Russia claims its missile salvo was aimed at an arms depot -- but none of the civilians who talked to AFP knew of any weapons store in the neighbourhood.

And, outside Russia, the latest carnage sparked only Ukrainian fury and western solidarity.

"Indiscriminate attacks on innocent civilians constitute a war crime," the G7 leaders said in a statement, condemning the "abominable attack".

Ukraine's President Volodymyr Zelensky declared on his social media channels: "Only total insane terrorists, who should have no place on Earth, can strike missiles at civilian objects.

"Russia must be recognised as a state sponsor of terrorism. The world can and therefore must stop Russian terror," he added.

At their summit in the German Alps, the G7 leaders did not go so far as to brand Putin a terrorist -- but they vowed that Russia, already under tough sanctions, would face more economic pain.

"The G7 stands united in its support for Ukraine," German Chancellor Olaf Scholz told reporters.

"We will continue to keep up and drive up the economic and political costs of this war for President Putin and his regime."

- Oil price cap? -

Over the three days of their summit, the G7 had announced several new measures to put the squeeze on Putin, including a plan to work towards a price cap on Russian oil.

The group also agreed to impose an import ban on Russian gold. At the same time, the G7 powers heaped financial support on Ukraine, with aid now reaching $29.5 billion.

British Prime Minister Boris Johnson said the West was "to give the Ukrainians the strategic endurance they need to try to shift the dial, to try to change the dynamic of the position".

After the summit, with G7 leaders who are also in NATO heading on to Madrid, US National Security Advisor Jake Sullivan said Biden would announce new long-term military deployments across Europe.

The Madrid NATO summit will also try to overcome Turkey's objections to Sweden and Finland joining the military alliance, and Biden is to talk to Turkey's President Recep Tayyip Erdogan.

French President Emmanuel Macron urged NATO allies to show they were united.

"The message that should come out of Madrid is a message of unity and strength for member countries, as well as for those that wish to join and whose applications we are supporting," Macron said.

Sweden and Finland, traditionally non-aligned militarily, asked to join NATO after Putin's February 24 invasion of Ukraine, but Turkey accuses them of harbouring wanted Kurdish militants.

"We are a 70-year-old member of NATO. Turkey is not a country that randomly joined NATO," Erdogan said, before setting off for Madrid and talks with his NATO, Swedish and Finnish counterparts.
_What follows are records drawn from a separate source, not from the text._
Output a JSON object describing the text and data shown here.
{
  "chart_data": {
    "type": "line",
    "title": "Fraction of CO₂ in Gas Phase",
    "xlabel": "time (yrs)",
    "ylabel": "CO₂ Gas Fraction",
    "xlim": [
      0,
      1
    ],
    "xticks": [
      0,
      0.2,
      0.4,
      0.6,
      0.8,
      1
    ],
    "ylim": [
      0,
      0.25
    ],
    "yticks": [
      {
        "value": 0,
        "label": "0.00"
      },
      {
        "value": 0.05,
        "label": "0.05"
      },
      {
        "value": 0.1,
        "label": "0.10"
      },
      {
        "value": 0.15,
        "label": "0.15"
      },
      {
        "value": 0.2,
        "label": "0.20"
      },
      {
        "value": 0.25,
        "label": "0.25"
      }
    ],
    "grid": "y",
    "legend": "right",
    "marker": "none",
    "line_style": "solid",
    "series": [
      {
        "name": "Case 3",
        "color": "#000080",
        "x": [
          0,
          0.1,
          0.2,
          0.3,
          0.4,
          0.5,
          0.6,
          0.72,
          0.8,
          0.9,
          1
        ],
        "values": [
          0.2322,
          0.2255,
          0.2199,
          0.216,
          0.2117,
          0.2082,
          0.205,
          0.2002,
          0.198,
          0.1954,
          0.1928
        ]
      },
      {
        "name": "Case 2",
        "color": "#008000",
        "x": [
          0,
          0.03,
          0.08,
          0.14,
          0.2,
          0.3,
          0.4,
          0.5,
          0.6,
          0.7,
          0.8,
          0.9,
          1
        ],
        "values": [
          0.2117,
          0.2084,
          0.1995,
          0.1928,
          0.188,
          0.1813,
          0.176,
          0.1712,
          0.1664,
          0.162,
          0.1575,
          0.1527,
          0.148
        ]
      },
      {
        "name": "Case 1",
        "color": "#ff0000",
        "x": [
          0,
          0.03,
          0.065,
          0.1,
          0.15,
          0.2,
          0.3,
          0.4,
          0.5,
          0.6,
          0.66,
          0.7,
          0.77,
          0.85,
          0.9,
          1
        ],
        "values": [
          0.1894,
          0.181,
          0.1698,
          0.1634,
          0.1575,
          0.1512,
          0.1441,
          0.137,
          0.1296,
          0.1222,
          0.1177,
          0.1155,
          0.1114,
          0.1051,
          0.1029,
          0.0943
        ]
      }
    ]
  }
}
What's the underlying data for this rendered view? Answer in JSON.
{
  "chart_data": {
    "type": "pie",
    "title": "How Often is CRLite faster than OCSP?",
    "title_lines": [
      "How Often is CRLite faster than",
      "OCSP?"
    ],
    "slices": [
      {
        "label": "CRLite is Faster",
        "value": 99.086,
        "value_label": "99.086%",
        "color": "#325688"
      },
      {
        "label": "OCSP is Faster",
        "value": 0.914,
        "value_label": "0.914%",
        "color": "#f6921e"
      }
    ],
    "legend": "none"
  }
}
"We will see what point they have reached... We do not want empty words. We want results."

Meanwhile, with fierce artillery duels continuing in the eastern Donbas region, Ukrainian intelligence said 17 Ukrainians, mostly servicemen, had been freed in the sides' latest prisoner exchange.

The United Nations said that 6.2 million people are now estimated to have been displaced within Ukraine, in addition to 5.26 million who have fled abroad.

"Ukraine now faces a brutality which we haven't seen in Europe since the Second World War," NATO Secretary General Jens Stoltenberg said as leaders began to gather in the Spanish capital.

- An oligarch's doubts -

Billionaire Russian industrialist Oleg Deripaska admitted in a rare Moscow press conference that the operation in Ukraine may have gone too far.

"Is it in Russia's interest to destroy Ukraine? Of course not. That would be a colossal mistake," he said.

After failing to capture Kyiv following their invasion in February, Russian troops have focused their campaign on seizing a swathe of eastern Ukraine, and have been gaining ground.